Professor Raghavan shifted the conversation to India’s solution which appears to balance the current IP system and traditional knowledge expansion in practice. India has pushed the protection of its information, including traditional knowledge, by creating their own database! India’s Traditional Knowledge Digital Library (TKDL) has become an effective way for the country to defend its traditional knowledge in at least patent law, by ensuring its TK can qualify as prior art, which refers to something that came before an invention that could be relied on to deny patent rights. The database helps ensure TK is known to those who evaluate patent applications in India, ensuring it is public and documented. This prevents biopiracy, the granting of patents that are based on appropriated TK.

The TKDL database is a game changer! Let me tell you why by connecting the dots to IP law concepts I have learned in Professor Cynthia Ho’s Intellectual Property course. Before the Leahy-Smith America Invents Act (AIA) was enacted in 2013, knowledge in public use outside the US was not considered valid prior art even though things in writing outside the US did count. Often traditional knowledge is not documented due to it only being enshrined in oral history.
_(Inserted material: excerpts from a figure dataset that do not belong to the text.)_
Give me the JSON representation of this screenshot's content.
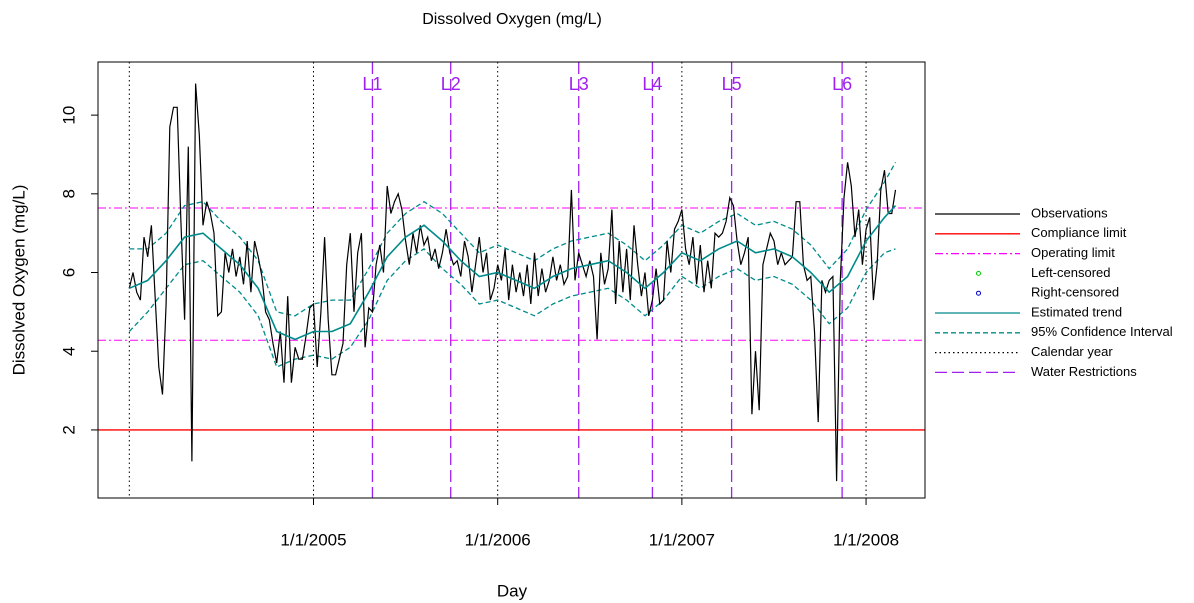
{
  "chart_data": {
    "type": "line",
    "title": "Dissolved Oxygen (mg/L)",
    "x_label": "Day",
    "y_label": "Dissolved Oxygen (mg/L)",
    "xlim": [
      2003.83,
      2008.32
    ],
    "ylim": [
      0.27,
      11.35
    ],
    "xticks": [
      {
        "value": 2005,
        "label": "1/1/2005"
      },
      {
        "value": 2006,
        "label": "1/1/2006"
      },
      {
        "value": 2007,
        "label": "1/1/2007"
      },
      {
        "value": 2008,
        "label": "1/1/2008"
      }
    ],
    "yticks": [
      2,
      4,
      6,
      8,
      10
    ],
    "series": [
      {
        "name": "Observations",
        "color": "#000000",
        "x": [
          2004,
          2004.02,
          2004.04,
          2004.06,
          2004.08,
          2004.1,
          2004.12,
          2004.14,
          2004.16,
          2004.18,
          2004.2,
          2004.22,
          2004.24,
          2004.26,
          2004.28,
          2004.3,
          2004.32,
          2004.34,
          2004.36,
          2004.38,
          2004.4,
          2004.42,
          2004.44,
          2004.46,
          2004.48,
          2004.5,
          2004.52,
          2004.54,
          2004.56,
          2004.58,
          2004.6,
          2004.62,
          2004.64,
          2004.66,
          2004.68,
          2004.7,
          2004.72,
          2004.74,
          2004.76,
          2004.78,
          2004.8,
          2004.82,
          2004.84,
          2004.86,
          2004.88,
          2004.9,
          2004.92,
          2004.94,
          2004.96,
          2004.98,
          2005,
          2005.02,
          2005.04,
          2005.06,
          2005.08,
          2005.1,
          2005.12,
          2005.14,
          2005.16,
          2005.18,
          2005.2,
          2005.22,
          2005.24,
          2005.26,
          2005.28,
          2005.3,
          2005.32,
          2005.34,
          2005.36,
          2005.38,
          2005.4,
          2005.42,
          2005.44,
          2005.46,
          2005.48,
          2005.5,
          2005.52,
          2005.54,
          2005.56,
          2005.58,
          2005.6,
          2005.62,
          2005.64,
          2005.66,
          2005.68,
          2005.7,
          2005.72,
          2005.74,
          2005.76,
          2005.78,
          2005.8,
          2005.82,
          2005.84,
          2005.86,
          2005.88,
          2005.9,
          2005.92,
          2005.94,
          2005.96,
          2005.98,
          2006,
          2006.02,
          2006.04,
          2006.06,
          2006.08,
          2006.1,
          2006.12,
          2006.14,
          2006.16,
          2006.18,
          2006.2,
          2006.22,
          2006.24,
          2006.26,
          2006.28,
          2006.3,
          2006.32,
          2006.34,
          2006.36,
          2006.38,
          2006.4,
          2006.42,
          2006.44,
          2006.46,
          2006.48,
          2006.5,
          2006.52,
          2006.54,
          2006.56,
          2006.58,
          2006.6,
          2006.62,
          2006.64,
          2006.66,
          2006.68,
          2006.7,
          2006.72,
          2006.74,
          2006.76,
          2006.78,
          2006.8,
          2006.82,
          2006.84,
          2006.86,
          2006.88,
          2006.9,
          2006.92,
          2006.94,
          2006.96,
          2006.98,
          2007,
          2007.02,
          2007.04,
          2007.06,
          2007.08,
          2007.1,
          2007.12,
          2007.14,
          2007.16,
          2007.18,
          2007.2,
          2007.22,
          2007.24,
          2007.26,
          2007.28,
          2007.3,
          2007.32,
          2007.34,
          2007.36,
          2007.38,
          2007.4,
          2007.42,
          2007.44,
          2007.46,
          2007.48,
          2007.5,
          2007.52,
          2007.54,
          2007.56,
          2007.58,
          2007.6,
          2007.62,
          2007.64,
          2007.66,
          2007.68,
          2007.7,
          2007.72,
          2007.74,
          2007.76,
          2007.78,
          2007.8,
          2007.82,
          2007.84,
          2007.86,
          2007.88,
          2007.9,
          2007.92,
          2007.94,
          2007.96,
          2007.98,
          2008,
          2008.02,
          2008.04,
          2008.06,
          2008.08,
          2008.1,
          2008.12,
          2008.14,
          2008.16
        ],
        "values": [
          5.6,
          6.0,
          5.5,
          5.3,
          6.9,
          6.4,
          7.2,
          5.4,
          3.6,
          2.9,
          5.2,
          9.7,
          10.2,
          10.2,
          7.3,
          4.8,
          9.2,
          1.2,
          10.8,
          9.5,
          7.2,
          7.8,
          7.5,
          7.0,
          4.9,
          5.0,
          6.5,
          6.0,
          6.6,
          5.9,
          6.4,
          5.7,
          6.8,
          5.5,
          6.8,
          6.4,
          5.9,
          5.0,
          4.8,
          4.2,
          3.7,
          4.5,
          3.2,
          5.4,
          3.2,
          4.1,
          3.8,
          3.8,
          4.4,
          5.1,
          5.2,
          3.6,
          5.0,
          6.9,
          4.8,
          3.4,
          3.4,
          3.8,
          4.2,
          6.2,
          7.0,
          5.0,
          6.5,
          7.0,
          4.1,
          5.1,
          5.0,
          6.2,
          6.7,
          6.0,
          8.2,
          7.5,
          7.8,
          8.0,
          7.6,
          6.8,
          6.2,
          7.0,
          6.5,
          7.2,
          6.7,
          6.9,
          6.3,
          6.6,
          6.1,
          6.5,
          7.1,
          6.5,
          6.2,
          6.3,
          5.9,
          6.8,
          6.4,
          5.5,
          6.2,
          6.9,
          6.0,
          6.5,
          5.3,
          5.6,
          6.2,
          5.8,
          6.6,
          5.3,
          6.2,
          5.5,
          6.0,
          5.4,
          6.2,
          5.2,
          6.5,
          5.4,
          6.1,
          5.5,
          5.8,
          6.4,
          5.8,
          6.2,
          5.7,
          5.9,
          8.1,
          5.8,
          6.5,
          6.2,
          5.9,
          6.3,
          5.9,
          4.3,
          6.5,
          5.7,
          6.1,
          7.6,
          5.2,
          6.8,
          5.5,
          6.6,
          5.3,
          7.2,
          6.2,
          5.4,
          6.0,
          4.9,
          5.3,
          6.1,
          5.2,
          5.3,
          6.8,
          6.0,
          7.1,
          7.3,
          7.6,
          6.6,
          6.2,
          6.9,
          5.7,
          6.7,
          5.5,
          6.3,
          5.6,
          7.0,
          6.9,
          7.0,
          7.3,
          7.9,
          7.7,
          6.8,
          6.2,
          6.5,
          6.9,
          2.4,
          4.0,
          2.5,
          6.2,
          6.6,
          7.0,
          6.8,
          6.2,
          6.5,
          6.2,
          6.3,
          6.4,
          7.8,
          7.8,
          6.2,
          5.8,
          5.9,
          4.5,
          2.2,
          5.8,
          5.5,
          5.8,
          5.9,
          0.7,
          5.8,
          7.9,
          8.8,
          8.2,
          6.9,
          7.6,
          6.2,
          7.1,
          7.4,
          5.3,
          6.2,
          8.1,
          8.6,
          7.5,
          7.5,
          8.1
        ]
      },
      {
        "name": "Estimated trend",
        "color": "#008b8b",
        "x": [
          2004,
          2004.1,
          2004.2,
          2004.3,
          2004.4,
          2004.5,
          2004.6,
          2004.7,
          2004.8,
          2004.9,
          2005,
          2005.1,
          2005.2,
          2005.3,
          2005.4,
          2005.5,
          2005.6,
          2005.7,
          2005.8,
          2005.9,
          2006,
          2006.1,
          2006.2,
          2006.3,
          2006.4,
          2006.5,
          2006.6,
          2006.7,
          2006.8,
          2006.9,
          2007,
          2007.1,
          2007.2,
          2007.3,
          2007.4,
          2007.5,
          2007.6,
          2007.7,
          2007.8,
          2007.9,
          2008,
          2008.1,
          2008.16
        ],
        "values": [
          5.6,
          5.8,
          6.3,
          6.9,
          7.0,
          6.6,
          6.2,
          5.6,
          4.5,
          4.3,
          4.5,
          4.5,
          4.7,
          5.5,
          6.4,
          6.9,
          7.2,
          6.8,
          6.3,
          5.9,
          6.0,
          5.8,
          5.6,
          5.9,
          6.1,
          6.2,
          6.3,
          6.0,
          5.6,
          6.0,
          6.5,
          6.3,
          6.6,
          6.8,
          6.5,
          6.6,
          6.4,
          6.0,
          5.5,
          5.9,
          6.8,
          7.4,
          7.7
        ]
      },
      {
        "name": "95% Confidence Interval",
        "color": "#008b8b",
        "x": [
          2004,
          2004.1,
          2004.2,
          2004.3,
          2004.4,
          2004.5,
          2004.6,
          2004.7,
          2004.8,
          2004.9,
          2005,
          2005.1,
          2005.2,
          2005.3,
          2005.4,
          2005.5,
          2005.6,
          2005.7,
          2005.8,
          2005.9,
          2006,
          2006.1,
          2006.2,
          2006.3,
          2006.4,
          2006.5,
          2006.6,
          2006.7,
          2006.8,
          2006.9,
          2007,
          2007.1,
          2007.2,
          2007.3,
          2007.4,
          2007.5,
          2007.6,
          2007.7,
          2007.8,
          2007.9,
          2008,
          2008.1,
          2008.16
        ],
        "upper": [
          6.6,
          6.6,
          7.0,
          7.7,
          7.8,
          7.3,
          6.9,
          6.3,
          5.0,
          4.9,
          5.2,
          5.3,
          5.3,
          6.1,
          7.0,
          7.5,
          7.8,
          7.5,
          7.0,
          6.5,
          6.7,
          6.5,
          6.3,
          6.6,
          6.8,
          6.9,
          7.0,
          6.7,
          6.3,
          6.7,
          7.2,
          7.0,
          7.3,
          7.5,
          7.2,
          7.3,
          7.1,
          6.7,
          6.1,
          6.6,
          7.6,
          8.3,
          8.8
        ],
        "lower": [
          4.5,
          5.0,
          5.6,
          6.2,
          6.3,
          5.9,
          5.5,
          4.9,
          3.6,
          3.8,
          3.9,
          3.8,
          4.1,
          4.8,
          5.8,
          6.3,
          6.6,
          6.1,
          5.7,
          5.2,
          5.3,
          5.1,
          4.9,
          5.2,
          5.4,
          5.5,
          5.6,
          5.3,
          4.9,
          5.3,
          5.9,
          5.6,
          5.9,
          6.1,
          5.8,
          5.9,
          5.7,
          5.3,
          4.7,
          5.1,
          6.0,
          6.5,
          6.6
        ]
      }
    ],
    "left_censored": {
      "name": "Left-censored",
      "color": "#00cc00"
    },
    "right_censored": {
      "name": "Right-censored",
      "color": "#0000cc"
    },
    "compliance_limit": {
      "name": "Compliance limit",
      "color": "#ff0000",
      "value": 2
    },
    "operating_limit": {
      "name": "Operating limit",
      "color": "#ff00ff",
      "values": [
        4.28,
        7.64
      ]
    },
    "calendar_year": {
      "name": "Calendar year",
      "color": "#000000",
      "x": [
        2004,
        2005,
        2006,
        2007,
        2008
      ]
    },
    "water_restrictions": {
      "name": "Water Restrictions",
      "color": "#a020f0",
      "x": [
        2005.32,
        2005.745,
        2006.44,
        2006.84,
        2007.27,
        2007.87
      ],
      "labels": [
        "L1",
        "L2",
        "L3",
        "L4",
        "L5",
        "L6"
      ]
    }
  }
}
So, pre-AIA, TK was often disqualified from constituting a prior art reference with respect to US patents. This meant that another applicant could possibly obtain a patent based on a country’s TK because the TK wasn’t considered when evaluating the patent application for novelty or non-obviousness. Although the US today considers undocumented information outside the US to be prior art, patent examiners may still be unaware of such information. But, the database in India helps with that. So, even though communities may struggle getting their traditional knowledge to rise to protection status in the current IP system, they can at least defend themselves against cultural appropriation with databases that ensure traditional knowledge is accounted for and more readily recognized as prior art.
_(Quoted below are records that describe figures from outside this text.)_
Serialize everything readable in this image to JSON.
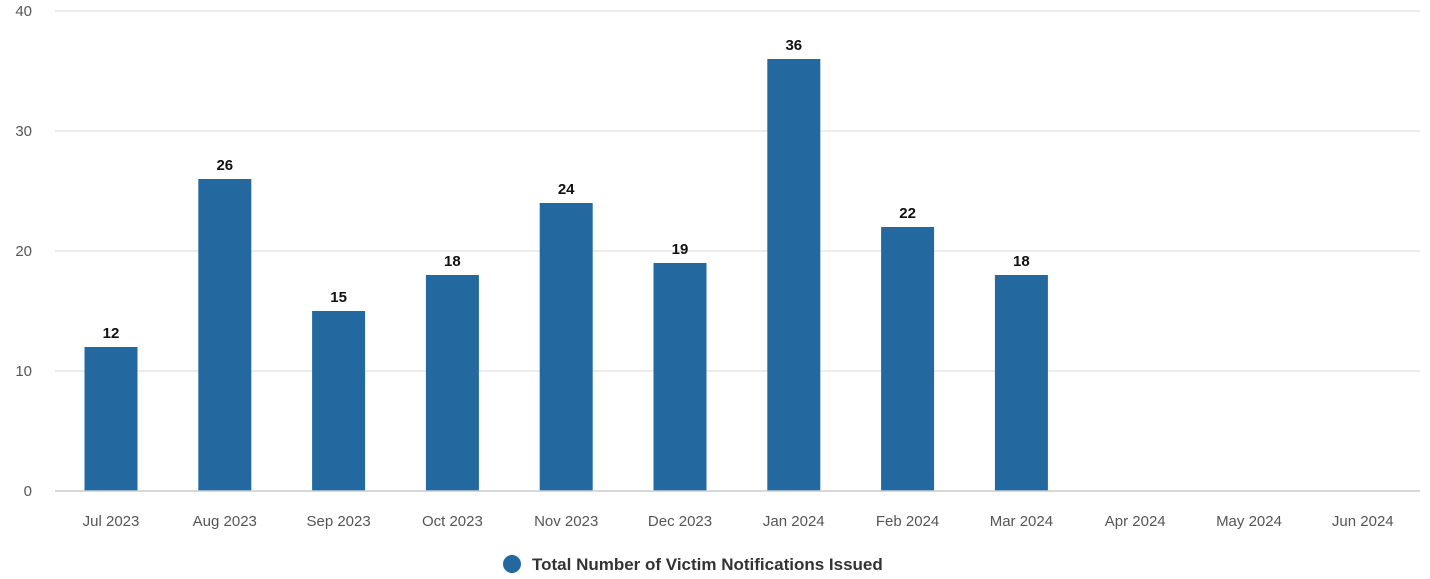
{
  "chart_data": {
    "type": "bar",
    "categories": [
      "Jul 2023",
      "Aug 2023",
      "Sep 2023",
      "Oct 2023",
      "Nov 2023",
      "Dec 2023",
      "Jan 2024",
      "Feb 2024",
      "Mar 2024",
      "Apr 2024",
      "May 2024",
      "Jun 2024"
    ],
    "series": [
      {
        "name": "Total Number of Victim Notifications Issued",
        "values": [
          12,
          26,
          15,
          18,
          24,
          19,
          36,
          22,
          18,
          null,
          null,
          null
        ],
        "color": "#2369a0"
      }
    ],
    "yticks": [
      0,
      10,
      20,
      30,
      40
    ],
    "ylim": [
      0,
      40
    ],
    "grid": true,
    "legend_position": "bottom-center",
    "data_labels": true,
    "colors": {
      "bar": "#2369a0",
      "grid": "#e6e6e6",
      "axis": "#cccccc"
    }
  }
}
International IP has come a long way, but there is still much more to go. Panelists praised progress made in protecting TK, such as the new World Intellectual Property Organization (WIPO) Treaty on Intellectual Property, Genetic Resources and Associated Traditional Knowledge (GRATK). The GRATK does not require a database, but for member countries, it will require that patent applicants disclose whether inventions are based on traditional knowledge or genetic resources. The Treaty is intended to ensure patents are not improperly granted on inventions that are actually not new because they are known in traditional knowledge.
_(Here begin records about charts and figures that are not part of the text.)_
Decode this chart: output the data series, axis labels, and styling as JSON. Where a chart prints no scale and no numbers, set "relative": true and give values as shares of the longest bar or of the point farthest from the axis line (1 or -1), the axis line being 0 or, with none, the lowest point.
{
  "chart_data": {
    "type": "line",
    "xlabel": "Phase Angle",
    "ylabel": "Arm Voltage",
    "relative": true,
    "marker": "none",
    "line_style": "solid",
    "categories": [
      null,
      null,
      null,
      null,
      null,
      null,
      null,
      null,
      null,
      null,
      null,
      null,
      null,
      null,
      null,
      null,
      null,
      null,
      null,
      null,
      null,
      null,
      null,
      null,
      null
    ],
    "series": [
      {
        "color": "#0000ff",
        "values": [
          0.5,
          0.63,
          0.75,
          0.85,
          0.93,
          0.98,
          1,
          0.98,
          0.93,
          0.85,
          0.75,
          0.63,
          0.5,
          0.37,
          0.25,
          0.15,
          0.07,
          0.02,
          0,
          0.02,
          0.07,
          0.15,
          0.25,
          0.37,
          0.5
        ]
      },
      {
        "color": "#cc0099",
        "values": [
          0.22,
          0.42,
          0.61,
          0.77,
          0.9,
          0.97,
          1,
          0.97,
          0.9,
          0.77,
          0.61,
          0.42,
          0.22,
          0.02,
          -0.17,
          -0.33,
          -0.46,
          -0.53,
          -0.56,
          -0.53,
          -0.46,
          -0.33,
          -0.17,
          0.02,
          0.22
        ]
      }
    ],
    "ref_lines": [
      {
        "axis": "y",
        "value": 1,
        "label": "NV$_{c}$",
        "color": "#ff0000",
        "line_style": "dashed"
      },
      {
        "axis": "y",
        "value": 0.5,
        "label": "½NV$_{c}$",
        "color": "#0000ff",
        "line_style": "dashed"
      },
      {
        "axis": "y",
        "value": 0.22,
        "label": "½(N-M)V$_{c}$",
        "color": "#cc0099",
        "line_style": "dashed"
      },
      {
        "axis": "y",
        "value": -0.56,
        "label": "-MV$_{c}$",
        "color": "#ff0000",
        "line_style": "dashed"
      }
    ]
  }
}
Overall, the panel was full of scholastic critiques, but it reached common ground in prioritizing the advancement of indigenous and cultural community justice in intellectual property. TK databases and conversations like these seem to be a step in the right direction.

The Conclusion

In reflection, I am thankful for the opportunity to attend ASIL’s Annual Meeting to expand my scholastic and cultural understanding. There is so much more to intellectual property than a copyrighted song lyric or a trademark. It is truly such a nuanced discipline. This one April weekend in D.C. left me wanting to explore the panelists’ thoughts back at Loyola. Along with Professor Ho’s Intellectual Property course, I am taking Professor Gathii’s International Trade Law course this fall. In International Trade Law, I am writing my final paper on (you guessed it) the intersection of international law and intellectual property! I pledge to continue learning IP through a social justice and equitable lens.